Bhagavad Gita 2.55
श्रीभगवानुवाच । प्रजहाति यदा कामान्सर्वान्पार्थ मनोगतान् । आत्मन्येवात्मना तुष्टः स्थितप्रज्ञस्तदोच्यते ॥
śrī-bhagavān uvāca | prajahāti yadā kāmān sarvān pārtha mano-gatān | ātmany evātmanā tuṣṭaḥ sthita-prajñas tadocyate ||
Translation
The deity said: When one casts off all the desires within the mind, O son of Pṛthā, content in the self by the self, that one is then called of steady knowledge.
Reflection
What outside arrangement have you been waiting on to feel content?
Read this verse in its chapter: Chapter Two
The first description. Prajahāti. He releases. Sarvān kāmān. All desires. Mano-gatān.

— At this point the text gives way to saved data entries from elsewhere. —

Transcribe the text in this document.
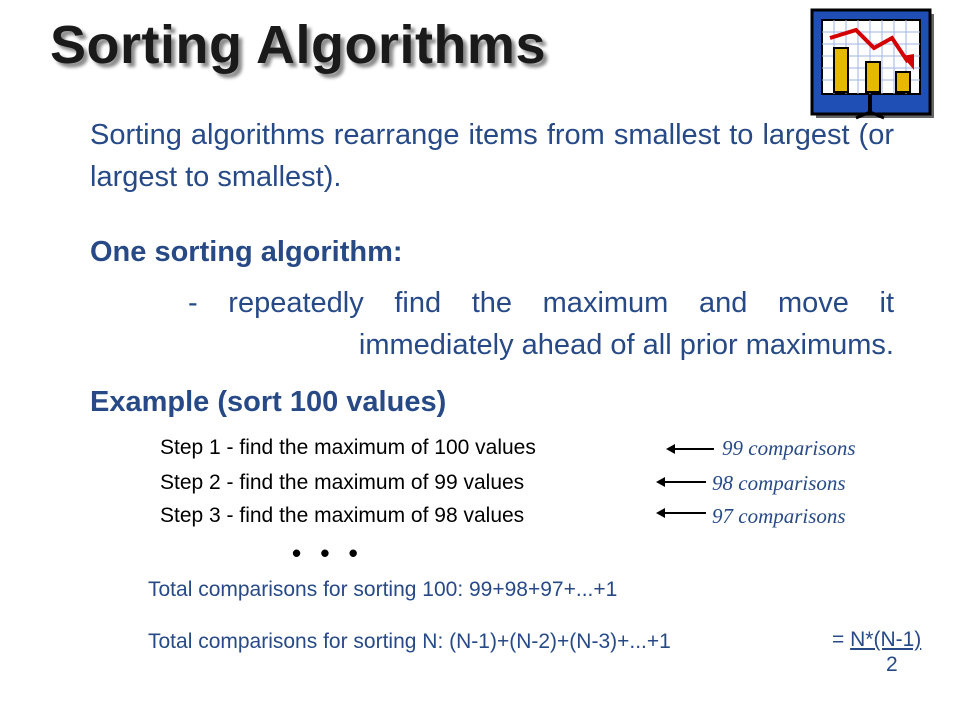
Sorting Algorithms
Sorting algorithms rearrange items from smallest to largest (or largest to smallest).
One sorting algorithm:
- repeatedly find the maximum and move it
immediately ahead of all prior maximums.
Example (sort 100 values)
Step 1 - find the maximum of 100 values	99 comparisons
Step 2 - find the maximum of 99 values	98 comparisons
Step 3 - find the maximum of 98 values	97 comparisons
• • •
Total comparisons for sorting 100: 99+98+97+...+1
Total comparisons for sorting N: (N-1)+(N-2)+(N-3)+...+1	= N*(N-1)
2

The ones moving in the mind. The release is internal; the desires that have not yet acted out are the ones the verse points at. Ātmany evātmanā tuṣṭaḥ. Content in the self by the self. Aurobindo notes the doubling: the self is both the field and the means. The contentment does not come from outside arrangements; it comes from the relation the self has with itself. The verse begins the portrait at the inner room and works outward from there.